Ayelet Shaked to head New Right party ahead of Israeli elections in September
Shaked sees herself as the leader of the right of Likud bloc, urging all parties to unitr under her leadership, though Rabbi Rafi Peretz has not yet agreed to step aside and allow a non-religious woman to lead his voters in the September elections
Shaked made the announcement during press conference Sunday night, marking her return to politics after resigning in the wake of the last election as the New Right failed to reach the threshold to make it into parliament.
Shaked will head the New Right party this time around, with Bennett serving as joint chairman.
Ahead of the press conference Bennett wrote on Twitter, "the country is more important than a personal advancement. The country needs a unified right."
The New Right has expressed interest in teaming up with the more extreme Union of Right Wing Parties (URWP), composed of the Jewish Home and National Union parties, respectively.
Shaked announced herself in position to lead this bloc and ensure all right of Likud votes are counted and none are lost.
The URWP is led by the Jewish Home Chairman and Minister of Education Rabbi Rafi Peretz who has not agreed to take a back seat to Shaked should the parties unite.
But while the smaller right-wing parties continue to deliberate over their approach to the upcoming September elections, Israeli Prime Minister Benjamin Netanyahu is reportedly trying to wedge his own priorities into the negotiations.
It was also reported in Hebrew media that Netanyahu's wife Sara met with Peretz's wife on Friday and urged her to tell her husband not to cede first place of the unified parties of the right.
Sara Netanyahu denied the report, saying it is "fictional."
Amid local reports on Netanyahu's objections over Shaked taking Peretz's top spot, the Prime Minister on Sunday summoned Peretz to an urgent meeting.
Peretz responded saying he "is pleased to see that the new rightists are reaching an agreement.
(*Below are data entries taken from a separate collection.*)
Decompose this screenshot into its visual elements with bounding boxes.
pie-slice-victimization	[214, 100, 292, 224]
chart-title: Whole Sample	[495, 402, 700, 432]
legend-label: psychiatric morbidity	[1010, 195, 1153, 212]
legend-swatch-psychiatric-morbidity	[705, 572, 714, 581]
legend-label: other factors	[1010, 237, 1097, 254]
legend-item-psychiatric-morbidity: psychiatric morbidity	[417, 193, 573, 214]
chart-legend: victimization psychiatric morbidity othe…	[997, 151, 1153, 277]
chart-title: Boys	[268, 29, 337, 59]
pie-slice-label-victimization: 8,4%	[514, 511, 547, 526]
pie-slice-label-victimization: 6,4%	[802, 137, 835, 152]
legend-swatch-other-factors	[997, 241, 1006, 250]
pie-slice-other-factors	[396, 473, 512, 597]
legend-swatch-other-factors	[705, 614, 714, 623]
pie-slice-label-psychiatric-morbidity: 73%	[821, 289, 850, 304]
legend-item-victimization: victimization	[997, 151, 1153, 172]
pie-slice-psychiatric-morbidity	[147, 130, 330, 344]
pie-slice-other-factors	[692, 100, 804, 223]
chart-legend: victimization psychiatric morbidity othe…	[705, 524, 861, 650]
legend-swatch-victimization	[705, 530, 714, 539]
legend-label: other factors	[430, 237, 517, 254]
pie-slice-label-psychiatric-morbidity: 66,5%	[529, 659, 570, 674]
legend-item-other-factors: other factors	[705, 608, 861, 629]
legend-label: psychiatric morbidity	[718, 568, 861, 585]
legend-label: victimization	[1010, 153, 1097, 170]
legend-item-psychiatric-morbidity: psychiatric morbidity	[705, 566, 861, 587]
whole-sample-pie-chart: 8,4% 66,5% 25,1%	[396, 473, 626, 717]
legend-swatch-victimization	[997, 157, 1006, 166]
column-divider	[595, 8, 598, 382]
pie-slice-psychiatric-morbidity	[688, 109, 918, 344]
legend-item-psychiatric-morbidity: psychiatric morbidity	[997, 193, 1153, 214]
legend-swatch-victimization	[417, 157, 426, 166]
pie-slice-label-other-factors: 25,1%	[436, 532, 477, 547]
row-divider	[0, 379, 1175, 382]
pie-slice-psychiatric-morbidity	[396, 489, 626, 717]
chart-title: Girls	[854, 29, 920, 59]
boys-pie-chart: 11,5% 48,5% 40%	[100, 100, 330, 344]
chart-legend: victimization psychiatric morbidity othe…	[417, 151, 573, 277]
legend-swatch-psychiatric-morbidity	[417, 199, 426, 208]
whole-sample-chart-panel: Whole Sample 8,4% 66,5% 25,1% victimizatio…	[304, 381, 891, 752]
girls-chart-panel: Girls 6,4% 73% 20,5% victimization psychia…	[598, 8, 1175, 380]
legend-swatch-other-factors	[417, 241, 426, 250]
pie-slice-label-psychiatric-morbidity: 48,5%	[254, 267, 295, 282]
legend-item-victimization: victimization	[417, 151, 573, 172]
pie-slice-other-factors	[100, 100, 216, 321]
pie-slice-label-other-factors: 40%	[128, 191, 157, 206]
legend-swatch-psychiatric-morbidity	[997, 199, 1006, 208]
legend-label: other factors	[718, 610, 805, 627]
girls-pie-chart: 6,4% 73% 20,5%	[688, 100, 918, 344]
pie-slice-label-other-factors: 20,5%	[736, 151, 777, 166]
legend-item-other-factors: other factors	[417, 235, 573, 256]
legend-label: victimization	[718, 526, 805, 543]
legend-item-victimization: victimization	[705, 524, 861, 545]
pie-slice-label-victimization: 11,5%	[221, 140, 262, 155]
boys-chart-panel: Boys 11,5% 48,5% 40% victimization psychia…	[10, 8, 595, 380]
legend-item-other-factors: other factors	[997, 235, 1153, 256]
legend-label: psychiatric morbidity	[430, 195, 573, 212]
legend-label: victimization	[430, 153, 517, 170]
Now is the time for true unification on the right. Ayelet and Naftali are already invited tonight for negotiations on the right's unification."
The Israeli public took to the streets recently calling for the resignation of Peretz from his newly assumed post after he made comments in favor of therapy to "convert" gay individuals into heterosexuals, adding that he has facilitated those undergoing the process.
He has since walked back from his comments, stating the he is “strongly opposed” to gay conversion therapy and never referred anyone for such treatment.